Kaspersky Password Manager allows websites to access user's address data

*Note*: According to https://www.securityweek.com/kaspersky-adds-password-manager-bug-bounty-program and some other sources, Kaspersky Password Manager is in scope for this program. The program description doesn't reflect this however. **Summary** It is possible for websites to read out addresses that the user stores in Kaspersky Password Manager. **Description** Kaspersky Password Manager injects its user interface into untrusted web pages, there are no protections in place. This makes it easy for websites to instrument the user interface, e.g. to fill in addresses without the user's consent or knowledge. **Environment** - Scope: Application - Product name: Kaspersky Password Manager, browser extensions installed - Product version: 9.0.1.447 - OS name and version (incl SP): Windows 10 Version 1803 - Attack type: Information Disclosure - Maximum user privileges needed to reproduce your issue: no privileges **Steps to reproduce** 1. Make sure to unlock Kaspersky Password Manager and to add an address.
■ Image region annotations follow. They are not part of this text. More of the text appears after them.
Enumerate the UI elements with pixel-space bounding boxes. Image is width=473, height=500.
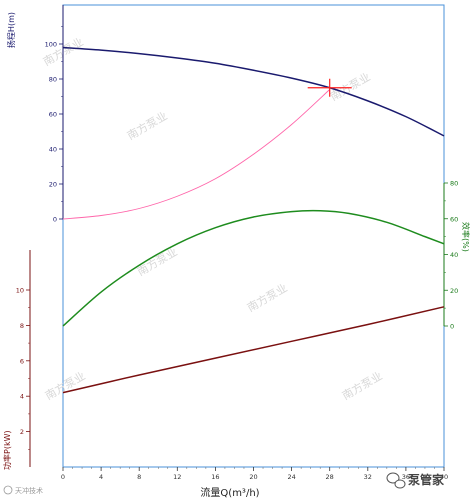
efficiency-tick-label: 0: [450, 323, 454, 331]
flow-tick-label: 12: [173, 473, 181, 481]
efficiency-tick-label: 40: [450, 251, 458, 259]
brand-badge: 泵管家: [386, 472, 445, 489]
head-tick-label: 100: [45, 41, 57, 49]
power-tick-label: 8: [20, 322, 24, 330]
watermark: 南方泵业: [43, 368, 88, 402]
watermarks: 南方泵业 南方泵业 南方泵业 南方泵业 南方泵业 南方泵业 南方泵业: [41, 34, 385, 402]
flow-tick-label: 4: [99, 473, 103, 481]
flow-axis-ticks: 0 4 8 12 16 20 24 28 32 36 40: [61, 467, 448, 481]
head-tick-label: 80: [49, 76, 57, 84]
efficiency-axis-label: 效率(%): [461, 222, 471, 252]
head-tick-label: 0: [53, 216, 57, 224]
efficiency-axis-ticks: 0 20 40 60 80: [444, 180, 458, 331]
head-curve: [62, 46, 445, 137]
head-tick-label: 20: [49, 181, 57, 189]
power-tick-label: 2: [20, 428, 24, 436]
head-axis-ticks: 0 20 40 60 80 100: [45, 26, 63, 224]
flow-tick-label: 20: [249, 473, 257, 481]
flow-axis-label: 流量Q(m³/h): [200, 486, 259, 499]
flow-tick-label: 24: [287, 473, 295, 481]
operating-point-marker: [307, 78, 352, 97]
flow-tick-label: 28: [326, 473, 334, 481]
system-curve: [62, 89, 331, 220]
flow-tick-label: 32: [364, 473, 372, 481]
plot-frame: [62, 4, 445, 468]
watermark: 南方泵业: [340, 368, 385, 402]
weibo-icon: [3, 485, 13, 495]
watermark: 南方泵业: [245, 280, 290, 314]
power-axis-ticks: 2 4 6 8 10: [16, 287, 30, 450]
power-tick-label: 4: [20, 393, 24, 401]
wechat-icon: [386, 472, 406, 489]
flow-tick-label: 16: [211, 473, 219, 481]
efficiency-tick-label: 20: [450, 287, 458, 295]
watermark: 南方泵业: [125, 108, 170, 142]
power-tick-label: 10: [16, 287, 24, 295]
source-mark-text: 天冲技术: [15, 486, 43, 495]
head-axis-label: 扬程H(m): [6, 12, 16, 48]
head-tick-label: 60: [49, 111, 57, 119]
flow-tick-label: 36: [402, 473, 410, 481]
source-mark: 天冲技术: [3, 485, 43, 495]
power-tick-label: 6: [20, 357, 24, 365]
efficiency-curve: [62, 209, 445, 327]
watermark: 南方泵业: [328, 69, 373, 103]
head-tick-label: 40: [49, 146, 57, 154]
efficiency-tick-label: 60: [450, 215, 458, 223]
flow-tick-label: 8: [137, 473, 141, 481]
flow-tick-label: 0: [61, 473, 65, 481]
watermark: 南方泵业: [135, 244, 180, 278]
power-curve: [62, 306, 445, 394]
power-axis-label: 功率P(kW): [2, 430, 12, 470]
flow-tick-label: 40: [440, 473, 448, 481]
brand-text: 泵管家: [408, 472, 445, 487]
efficiency-tick-label: 80: [450, 180, 458, 188]
series-layer: [62, 46, 445, 394]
The actual address part should be a single line (filling in fails for multiline values with my PoC which could certainly be addressed if necessary). 2. Download the attached extract_address.html and open it via any web server (localhost will do). 3. Go to http://.../extract_address.html with your browser (I tried Firefox 62 but this should work in Chrome as well) and wait a few seconds. An alert message will pop up telling your name and address. This information could be sent to a third party without you noticing anything. ## Impact This allows to deanonymize and to track users, the address being a particularly valuable piece of information. Privacy conscious users will still be recognized reliably, even if clearing cookies and using proxy servers. In addition, advertisers will certainly love the possibility of telling exactly where the person lives - makes for some great targeting.